Janmashtami is the annual festival that celebrates the birth of Krishna, who is known as the eighth avatar of Vishnu. Janamashtami falls on the Ashtami or eighth day of the Krishna Paksh or dark fortnight of Bhadon month, the second half of the month.
For the festival, pious Hindus fast and pray. A variety of offerings is made including flowers, leaves, clothing, and fruits. Celebrants make a variety of sweet products (mitai, gulab jamun, kurma, burfi, ladoo, mohanbhog, etc.). With the festival falling on a Sunday, a non-working day, many flocked to mandirs in the US. There was night vigil on Sunday night and dancing. There was a lot of devotional singing at all the mandirs including. Worshippers congregated at various mandirs for puja with Covid protocol observed.
Janamashtmi is a public holiday in India where it was observed on Monday. The festival was also observed in Nepal, Bangladesh, Trinidad, Guyana, Suriname, other parts of the Caribbean, Fiji, Mauritius, South Africa, other parts of Africa, United Kingdom, Netherlands and other parts of Europe.
Lord Krishna lived approximately 5225 years ago, appearing on earth to live among Hindus.

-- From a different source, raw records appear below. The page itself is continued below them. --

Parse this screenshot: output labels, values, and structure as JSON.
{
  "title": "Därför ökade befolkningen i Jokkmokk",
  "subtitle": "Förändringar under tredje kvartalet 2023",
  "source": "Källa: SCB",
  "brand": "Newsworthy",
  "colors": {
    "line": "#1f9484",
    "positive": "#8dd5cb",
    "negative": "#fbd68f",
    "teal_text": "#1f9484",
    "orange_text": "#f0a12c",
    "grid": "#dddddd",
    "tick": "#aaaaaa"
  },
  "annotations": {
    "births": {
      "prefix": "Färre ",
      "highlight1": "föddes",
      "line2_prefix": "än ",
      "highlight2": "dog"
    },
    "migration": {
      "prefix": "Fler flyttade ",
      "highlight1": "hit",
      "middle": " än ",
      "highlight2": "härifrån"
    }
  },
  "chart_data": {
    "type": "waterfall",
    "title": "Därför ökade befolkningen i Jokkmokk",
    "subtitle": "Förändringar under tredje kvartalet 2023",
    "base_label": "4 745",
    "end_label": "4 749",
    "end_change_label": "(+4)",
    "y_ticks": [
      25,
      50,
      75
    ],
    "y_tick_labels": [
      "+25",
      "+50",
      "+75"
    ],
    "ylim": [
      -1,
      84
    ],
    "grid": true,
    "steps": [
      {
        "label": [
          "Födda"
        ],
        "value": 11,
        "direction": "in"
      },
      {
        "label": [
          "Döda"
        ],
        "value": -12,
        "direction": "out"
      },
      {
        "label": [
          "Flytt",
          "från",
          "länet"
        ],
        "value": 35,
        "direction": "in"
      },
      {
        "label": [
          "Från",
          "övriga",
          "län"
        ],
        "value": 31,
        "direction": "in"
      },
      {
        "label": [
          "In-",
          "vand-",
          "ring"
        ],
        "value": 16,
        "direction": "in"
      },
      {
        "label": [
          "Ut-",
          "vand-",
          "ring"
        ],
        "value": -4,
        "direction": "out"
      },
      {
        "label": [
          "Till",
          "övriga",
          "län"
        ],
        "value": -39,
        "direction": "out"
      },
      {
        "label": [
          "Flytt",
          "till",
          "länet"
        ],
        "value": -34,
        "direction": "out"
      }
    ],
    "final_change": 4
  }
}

His life is recorded in the Bhagavad Gita and his name is associated with the famous Mahabharata War that saw the Pandavas and Kauravas, two sets of families, engage in battle with each other. As well-known Hindu leader Dr. Satish Prakash points out, “a deep study of the Gita will lead thinkers to understand that this historical Mahabharata War (as penned in the Gita) points to another kind of battle, a psychological one, between forces of virtue and those of vice”. Lord Krishna advised Arjuna to fight on the side of justice. Those supporting virtue won.
In the Mahabharata, Lord Krishna played the charioteer of Arjuna. Wikipeda writes: “He was counselling Arjuna on various segments of life like Dharma (righteous path), Karma (deeds), Theistic Devotion, Yogic ideals, salvation, knowledge, etc. because Arjuna was in emotional turmoil in killing his brothers and cousins. Lord Krishna stated that whenever there will be prominence of evil deeds in this universe, he will reincarnate in various looks and attire to show the path of right and peace to people”.